Grass plants for clay soil
There are a range of glass plants well suited to heavy clay soils, including Miscanthus, Panicum, Pennisetum and Yucca. At Jackson’s Nurseries, we sit mainly on clay (in a part of the UK that was historically known for its pottery industry), making us well placed to advise on the best plants for clay soil and grow these varieties to thrive on clay in your own garden. Clay soil is made of very fine particles sitting closely together which prevent air and moisture from easily moving through the soil. This makes it ‘heavy’ and prone to waterlogging in winter and cracking in summer, but they’re also rich in nutrients and moisture retentive.
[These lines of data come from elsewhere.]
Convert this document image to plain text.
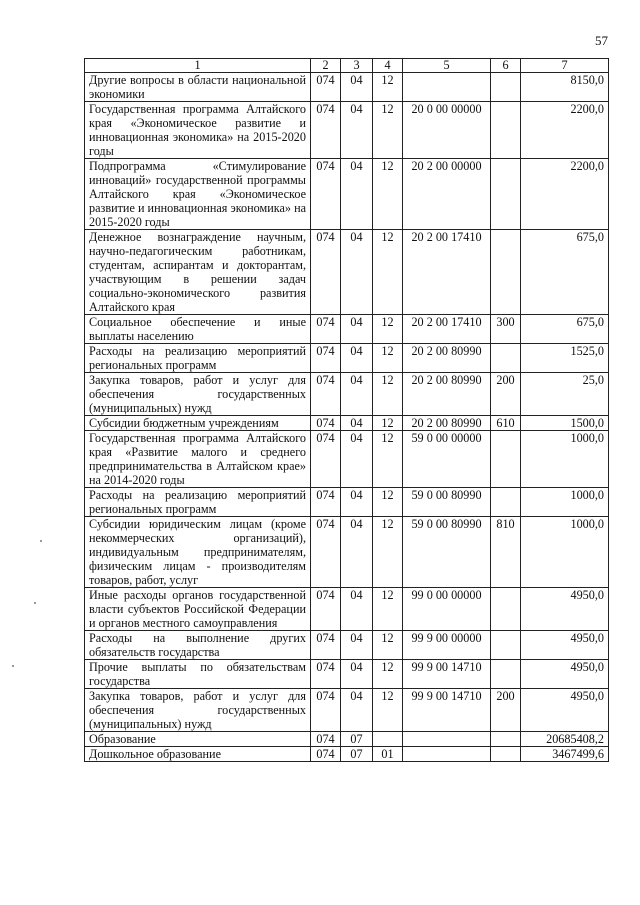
57
1	2	3	4	5	6	7
Другие вопросы в области национальной экономики	074	04	12			8150,0
Государственная программа Алтайского края «Экономическое развитие и инновационная экономика» на 2015-2020 годы	074	04	12	20 0 00 00000		2200,0
Подпрограмма «Стимулирование инноваций» государственной программы Алтайского края «Экономическое развитие и инновационная экономика» на 2015-2020 годы	074	04	12	20 2 00 00000		2200,0
Денежное вознаграждение научным, научно-педагогическим работникам, студентам, аспирантам и докторантам, участвующим в решении задач социально-экономического развития Алтайского края	074	04	12	20 2 00 17410		675,0
Социальное обеспечение и иные выплаты населению	074	04	12	20 2 00 17410	300	675,0
Расходы на реализацию мероприятий региональных программ	074	04	12	20 2 00 80990		1525,0
Закупка товаров, работ и услуг для обеспечения государственных (муниципальных) нужд	074	04	12	20 2 00 80990	200	25,0
Субсидии бюджетным учреждениям	074	04	12	20 2 00 80990	610	1500,0
Государственная программа Алтайского края «Развитие малого и среднего предпринимательства в Алтайском крае» на 2014-2020 годы	074	04	12	59 0 00 00000		1000,0
Расходы на реализацию мероприятий региональных программ	074	04	12	59 0 00 80990		1000,0
Субсидии юридическим лицам (кроме некоммерческих организаций), индивидуальным предпринимателям, физическим лицам - производителям товаров, работ, услуг	074	04	12	59 0 00 80990	810	1000,0
Иные расходы органов государственной власти субъектов Российской Федерации и органов местного самоуправления	074	04	12	99 0 00 00000		4950,0
Расходы на выполнение других обязательств государства	074	04	12	99 9 00 00000		4950,0
Прочие выплаты по обязательствам государства	074	04	12	99 9 00 14710		4950,0
Закупка товаров, работ и услуг для обеспечения государственных (муниципальных) нужд	074	04	12	99 9 00 14710	200	4950,0
Образование	074	07				20685408,2
Дошкольное образование	074	07	01			3467499,6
We recommend conditioning clay soils by incorporating plenty of well-rotted, bulky organic matter such as compost, leaf mould or bark chippings, and some coarse grit if you find your ground lies wet for some of the year. If you’re unsure what type of ground you have, check out our article on understanding your soil for some simple tips to test soil type.
Miscanthus is a reliable grass best known for its fabulous displays of feathery, textured flowers that are held above the foliage in bright or subtle colours through summer and autumn. Perfect for adding structure, elegance and movement to the garden, they provide a beautiful display with a chameleon-like ability to adapt through the seasons and ask for very little work in return. Larger varieties are effective grown singly as a centre-piece or as a backdrop to purple-flowering plants, while smaller-growing varieties are well-suited to containers. Wispy Miscanthus can be planted behind benches to create a tranquil seating area where its foliage will gently rustle in the wind.
As sentinels of the south-western deserts, Yuccas are adaptive to wet clay soils with waxy, arching, sword-shaped foliage arranged in rosettes. Many have leaves with razor-sharp edges and spiny tips, earning them the common name Spanish dagger. In summer, they produce grand flowers held high above the foliage on tall stalks that emerge from the centre of the plant, sometimes 3 metres tall. Most produce white or cream flowers, sometimes with a purple or pink tinge. In the border, they're best combined with other plants that also prefer a dry soil, such as sedum, salvia, lavender plants, Euphorbia and black-eyed Susan.